“He’ll recover. Doc says it wasn’t serious.”
“Good.” I sighed against Renzo, my eyes heavy, my brain fogging, but I couldn’t let myself sleep yet. Not until I knew for sure that Lou survived.
“Anzy.” Tore rubbed his palms together. “If ever things don’t work out between…you…just let me know.”
I smiled sleepily. “I don’t think you have to worry about that.”
The surgeon arrived shortly after. Lou had made it. There were a couple of complications during the reconstruction, but she was in recovery now. She was alive. She was well. Everything was going to be fine. My whole body loosened after he left, and exhaustion finally took me.
“You’re Lou Sheffield-D’Amico. You don’t give up.” I held Lou’s face in my hands as she cried silent tears.
“I can still barely feel my toes.”
While the physical therapist was proud of the way her leg was strengthening after a week in the hospital, he’d told Tore and me that she had a long road ahead of her before she would walk without crutches again.
“Doesn’t mean you can’t do it.
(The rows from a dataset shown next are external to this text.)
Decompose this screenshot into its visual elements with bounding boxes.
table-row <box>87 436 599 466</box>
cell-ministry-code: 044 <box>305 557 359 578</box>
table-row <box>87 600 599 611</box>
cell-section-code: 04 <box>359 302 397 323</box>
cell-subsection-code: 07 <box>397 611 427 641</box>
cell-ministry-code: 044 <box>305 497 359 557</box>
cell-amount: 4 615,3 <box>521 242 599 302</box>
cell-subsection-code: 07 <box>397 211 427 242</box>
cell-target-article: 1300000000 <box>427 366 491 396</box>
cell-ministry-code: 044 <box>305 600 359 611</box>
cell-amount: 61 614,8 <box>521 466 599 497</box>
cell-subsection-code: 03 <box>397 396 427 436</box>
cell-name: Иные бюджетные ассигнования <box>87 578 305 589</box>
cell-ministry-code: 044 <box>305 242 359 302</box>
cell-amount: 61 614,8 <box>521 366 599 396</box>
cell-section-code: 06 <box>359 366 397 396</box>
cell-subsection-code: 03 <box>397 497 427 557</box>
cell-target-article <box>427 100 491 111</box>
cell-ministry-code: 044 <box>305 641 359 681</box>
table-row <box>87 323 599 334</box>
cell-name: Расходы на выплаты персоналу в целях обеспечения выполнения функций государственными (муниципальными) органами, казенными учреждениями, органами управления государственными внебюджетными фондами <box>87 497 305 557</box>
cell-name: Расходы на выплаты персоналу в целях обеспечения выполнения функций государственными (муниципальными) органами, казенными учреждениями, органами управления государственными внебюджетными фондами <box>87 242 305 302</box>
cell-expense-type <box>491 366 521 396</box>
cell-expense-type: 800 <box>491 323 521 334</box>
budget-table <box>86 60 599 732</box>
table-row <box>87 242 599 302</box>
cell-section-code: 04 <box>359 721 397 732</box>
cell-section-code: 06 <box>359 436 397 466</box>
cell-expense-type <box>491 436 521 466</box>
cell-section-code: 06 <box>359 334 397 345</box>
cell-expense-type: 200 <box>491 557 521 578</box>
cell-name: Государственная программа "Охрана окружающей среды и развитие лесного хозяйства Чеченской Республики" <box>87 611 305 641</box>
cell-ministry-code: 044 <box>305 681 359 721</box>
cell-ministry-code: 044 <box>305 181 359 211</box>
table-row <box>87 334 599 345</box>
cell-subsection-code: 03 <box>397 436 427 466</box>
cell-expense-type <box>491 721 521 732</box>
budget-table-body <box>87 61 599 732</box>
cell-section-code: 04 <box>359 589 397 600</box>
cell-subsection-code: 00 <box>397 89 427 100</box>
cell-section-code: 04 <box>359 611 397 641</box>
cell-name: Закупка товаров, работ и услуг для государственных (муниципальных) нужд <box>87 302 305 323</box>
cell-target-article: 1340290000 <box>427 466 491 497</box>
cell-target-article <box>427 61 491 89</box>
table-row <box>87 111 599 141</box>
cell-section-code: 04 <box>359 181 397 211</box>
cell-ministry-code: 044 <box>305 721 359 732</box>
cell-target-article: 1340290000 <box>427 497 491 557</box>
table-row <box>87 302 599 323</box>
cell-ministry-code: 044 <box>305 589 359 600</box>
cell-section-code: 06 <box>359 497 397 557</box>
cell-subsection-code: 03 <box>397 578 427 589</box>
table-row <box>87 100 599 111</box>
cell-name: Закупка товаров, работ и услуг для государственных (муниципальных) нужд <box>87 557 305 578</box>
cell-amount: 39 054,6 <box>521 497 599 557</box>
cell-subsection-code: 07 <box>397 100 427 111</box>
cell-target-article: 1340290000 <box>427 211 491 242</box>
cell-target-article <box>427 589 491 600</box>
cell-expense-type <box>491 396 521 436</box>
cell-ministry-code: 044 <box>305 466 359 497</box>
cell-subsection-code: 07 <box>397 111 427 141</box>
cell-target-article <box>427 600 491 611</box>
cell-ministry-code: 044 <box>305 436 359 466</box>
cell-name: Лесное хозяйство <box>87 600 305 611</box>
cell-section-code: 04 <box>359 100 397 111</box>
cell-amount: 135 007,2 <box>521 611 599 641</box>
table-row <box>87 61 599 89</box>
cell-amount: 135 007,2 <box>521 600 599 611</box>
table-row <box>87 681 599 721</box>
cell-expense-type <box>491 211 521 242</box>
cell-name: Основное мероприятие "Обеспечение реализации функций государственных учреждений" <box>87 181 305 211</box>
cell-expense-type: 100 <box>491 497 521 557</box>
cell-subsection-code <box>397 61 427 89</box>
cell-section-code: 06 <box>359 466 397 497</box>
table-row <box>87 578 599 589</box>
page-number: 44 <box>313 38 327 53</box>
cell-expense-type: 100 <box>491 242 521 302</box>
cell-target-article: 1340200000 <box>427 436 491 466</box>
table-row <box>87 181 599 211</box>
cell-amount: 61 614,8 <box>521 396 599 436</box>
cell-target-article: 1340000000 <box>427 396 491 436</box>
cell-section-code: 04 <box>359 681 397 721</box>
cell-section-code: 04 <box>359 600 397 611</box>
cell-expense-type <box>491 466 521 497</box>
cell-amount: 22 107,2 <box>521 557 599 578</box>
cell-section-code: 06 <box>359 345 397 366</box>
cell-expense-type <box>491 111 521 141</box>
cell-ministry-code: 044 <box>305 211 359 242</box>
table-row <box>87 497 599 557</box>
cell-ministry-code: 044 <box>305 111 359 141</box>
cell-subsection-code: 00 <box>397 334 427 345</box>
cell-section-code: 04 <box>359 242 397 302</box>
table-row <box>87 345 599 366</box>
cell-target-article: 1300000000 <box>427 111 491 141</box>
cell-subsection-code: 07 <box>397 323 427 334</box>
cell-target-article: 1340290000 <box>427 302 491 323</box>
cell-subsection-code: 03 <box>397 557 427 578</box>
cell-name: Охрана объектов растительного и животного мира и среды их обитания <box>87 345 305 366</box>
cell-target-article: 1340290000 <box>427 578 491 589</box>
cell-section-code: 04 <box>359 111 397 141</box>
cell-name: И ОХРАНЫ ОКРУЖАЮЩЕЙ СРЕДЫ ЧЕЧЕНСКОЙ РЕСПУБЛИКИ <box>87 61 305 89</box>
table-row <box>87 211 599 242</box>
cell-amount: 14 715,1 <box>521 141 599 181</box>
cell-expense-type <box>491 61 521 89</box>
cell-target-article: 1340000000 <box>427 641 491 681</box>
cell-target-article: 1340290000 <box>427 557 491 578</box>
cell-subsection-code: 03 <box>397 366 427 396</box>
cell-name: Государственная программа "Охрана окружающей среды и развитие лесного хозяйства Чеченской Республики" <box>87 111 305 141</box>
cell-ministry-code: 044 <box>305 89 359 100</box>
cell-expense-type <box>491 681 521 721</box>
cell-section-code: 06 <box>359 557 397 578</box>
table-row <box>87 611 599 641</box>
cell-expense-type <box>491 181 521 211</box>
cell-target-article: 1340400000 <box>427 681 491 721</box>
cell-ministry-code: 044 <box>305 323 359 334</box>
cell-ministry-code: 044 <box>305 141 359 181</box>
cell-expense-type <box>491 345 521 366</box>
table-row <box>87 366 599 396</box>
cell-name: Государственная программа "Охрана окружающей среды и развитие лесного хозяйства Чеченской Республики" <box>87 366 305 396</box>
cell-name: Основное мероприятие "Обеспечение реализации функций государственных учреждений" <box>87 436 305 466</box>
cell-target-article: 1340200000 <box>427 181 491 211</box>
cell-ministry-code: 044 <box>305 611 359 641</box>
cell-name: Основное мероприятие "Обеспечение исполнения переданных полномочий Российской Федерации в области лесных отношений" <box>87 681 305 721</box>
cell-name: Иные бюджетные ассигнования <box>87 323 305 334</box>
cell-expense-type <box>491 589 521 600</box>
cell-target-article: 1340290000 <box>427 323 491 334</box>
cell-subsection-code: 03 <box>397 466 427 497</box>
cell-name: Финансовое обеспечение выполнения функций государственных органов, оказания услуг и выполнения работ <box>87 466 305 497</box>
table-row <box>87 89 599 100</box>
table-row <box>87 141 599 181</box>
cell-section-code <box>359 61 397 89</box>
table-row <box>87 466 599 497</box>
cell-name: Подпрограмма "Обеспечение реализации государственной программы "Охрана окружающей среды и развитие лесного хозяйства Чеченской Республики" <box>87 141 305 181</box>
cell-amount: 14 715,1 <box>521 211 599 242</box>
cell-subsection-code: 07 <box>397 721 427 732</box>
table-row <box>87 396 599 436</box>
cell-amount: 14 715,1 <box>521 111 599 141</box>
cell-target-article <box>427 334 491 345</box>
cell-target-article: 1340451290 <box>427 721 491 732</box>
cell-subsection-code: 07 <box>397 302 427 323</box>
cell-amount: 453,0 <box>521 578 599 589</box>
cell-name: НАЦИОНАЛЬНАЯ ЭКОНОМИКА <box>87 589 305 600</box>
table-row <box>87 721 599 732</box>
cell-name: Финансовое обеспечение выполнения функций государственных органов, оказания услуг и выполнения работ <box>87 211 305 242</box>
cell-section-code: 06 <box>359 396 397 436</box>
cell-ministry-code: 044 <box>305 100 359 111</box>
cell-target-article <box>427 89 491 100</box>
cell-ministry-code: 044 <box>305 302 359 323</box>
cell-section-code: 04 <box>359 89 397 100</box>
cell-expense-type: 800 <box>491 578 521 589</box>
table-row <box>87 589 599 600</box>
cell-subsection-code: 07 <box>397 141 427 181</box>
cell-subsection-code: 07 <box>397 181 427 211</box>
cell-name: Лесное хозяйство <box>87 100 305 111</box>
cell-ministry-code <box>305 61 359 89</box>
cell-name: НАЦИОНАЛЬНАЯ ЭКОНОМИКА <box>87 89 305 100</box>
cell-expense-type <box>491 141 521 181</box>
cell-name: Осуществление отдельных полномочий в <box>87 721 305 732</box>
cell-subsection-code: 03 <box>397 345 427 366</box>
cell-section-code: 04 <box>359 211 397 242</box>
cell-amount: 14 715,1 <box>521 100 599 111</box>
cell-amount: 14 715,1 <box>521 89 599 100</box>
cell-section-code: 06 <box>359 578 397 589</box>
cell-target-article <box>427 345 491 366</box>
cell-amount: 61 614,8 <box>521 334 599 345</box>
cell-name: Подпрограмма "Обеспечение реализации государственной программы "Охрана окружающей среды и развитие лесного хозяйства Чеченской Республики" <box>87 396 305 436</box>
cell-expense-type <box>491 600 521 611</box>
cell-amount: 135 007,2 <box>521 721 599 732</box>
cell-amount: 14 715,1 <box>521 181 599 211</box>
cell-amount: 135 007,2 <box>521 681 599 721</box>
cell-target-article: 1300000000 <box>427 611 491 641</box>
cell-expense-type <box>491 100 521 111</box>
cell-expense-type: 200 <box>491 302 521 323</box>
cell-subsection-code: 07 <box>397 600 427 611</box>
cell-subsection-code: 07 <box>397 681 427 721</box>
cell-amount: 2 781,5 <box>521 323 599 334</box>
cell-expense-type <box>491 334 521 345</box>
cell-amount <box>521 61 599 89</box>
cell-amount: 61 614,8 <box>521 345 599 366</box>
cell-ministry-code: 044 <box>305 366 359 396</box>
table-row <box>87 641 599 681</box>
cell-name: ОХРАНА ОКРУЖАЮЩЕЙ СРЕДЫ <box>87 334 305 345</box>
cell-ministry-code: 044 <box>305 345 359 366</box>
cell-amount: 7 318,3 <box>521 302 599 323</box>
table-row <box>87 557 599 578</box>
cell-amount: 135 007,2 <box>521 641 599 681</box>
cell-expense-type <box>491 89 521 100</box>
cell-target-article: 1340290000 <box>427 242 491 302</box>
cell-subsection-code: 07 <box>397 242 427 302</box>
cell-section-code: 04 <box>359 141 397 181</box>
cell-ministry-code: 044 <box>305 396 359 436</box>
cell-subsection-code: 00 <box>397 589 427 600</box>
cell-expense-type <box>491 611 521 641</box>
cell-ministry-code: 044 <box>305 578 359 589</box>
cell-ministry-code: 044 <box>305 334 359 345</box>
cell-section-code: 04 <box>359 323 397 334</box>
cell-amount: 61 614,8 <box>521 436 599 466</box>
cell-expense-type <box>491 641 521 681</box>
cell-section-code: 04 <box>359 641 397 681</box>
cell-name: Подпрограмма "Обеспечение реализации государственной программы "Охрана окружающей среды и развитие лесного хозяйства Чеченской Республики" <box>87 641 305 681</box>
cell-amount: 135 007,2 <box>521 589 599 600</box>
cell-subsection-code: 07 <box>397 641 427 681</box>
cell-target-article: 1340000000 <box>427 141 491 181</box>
It all depends on you, sparrow.” I booped her nose. “Do you want to wallow or get better?”
“But all my friends—”
“Didn’t get into a car accident, didn’t get one heck of a rocking, memorable scar Tore is already designing a tattoo for, and don’t have the most amazing family that treats you to an all-you-can-eat sweets buffet.” For emphasis, I moved over an edible arrangement of her favorite fruits from a side table to her overbed table, as well as a bag of her favorite chocolate candies. It was best not to get on the topic of friends. Only two had visited in the last week, and it was dragging her down.
Someone knocked on the door, and it clicked open.
“Who’s ready to go home?” the day nurse asked, with Tore and Renzo following close behind her with a wheelchair.
Lou raised her hand tentatively.
“A little more excitement than that, girlie,” the nurse said. She cleaned Lou’s surgical scar and bandaged it up once more before declaring her ready for discharge. “Don’t be so sad to go. You’ll be back every day for your physical therapy sessions.”
Lou recoiled. “I’m definitely not sad.”
“Yeah, they rarely are,” the nurse said wistfully. “You’re all good to go.”
We wheeled Lou to the parking structure and over to Tore’s new van, which he purchased so Lou could comfortably lay her leg out.
“We’ll meet you guys back up at the house,” I said, once she was settled in her seat.
With a small smile of relief, she tilted her face up to meet the rays of sunlight through the open window. Hopefully, the change of scenery was exactly what she needed to recover.
Renzo and I waved them off. The moment the van turned down the next level, his arm snaked around me and tugged my back to his chest.
“I finally get you to myself,” he whispered, grinding his groin against my ass.
I gently slapped his arm. “Not here. Plus, we have things to discuss first.”
We had been running off our feet this past week. My schedule alternated between constant runs and stays at the hospital with Lou whenever Tore wasn’t there, checking in on Ricco, who was better but recovering, and then preparing for the start of the new school year in less than a month. Renzo had taken on part of Tore’s duties during Lou’s recovery while also dealing with the fallout from the double attack by Dimakos and Giambrone. Needless to say, neither of us had much time for a proper sit-down conversation.
Every night I wasn’t sleeping at the hospital, we fell into bed in a mess of limbs and bedsheets until we were thoroughlywrecked and sated with enough orgasms to fall into a dreamless sleep.
“Oh?” he asked innocently, as if he didn’t know.
“You ever going to tell me how we supposedly got married?”
“There’s nothing supposedly about it.”
“Would it hold up in court?”
“Probably not.” He shrugged—shrugged—like it was no big deal.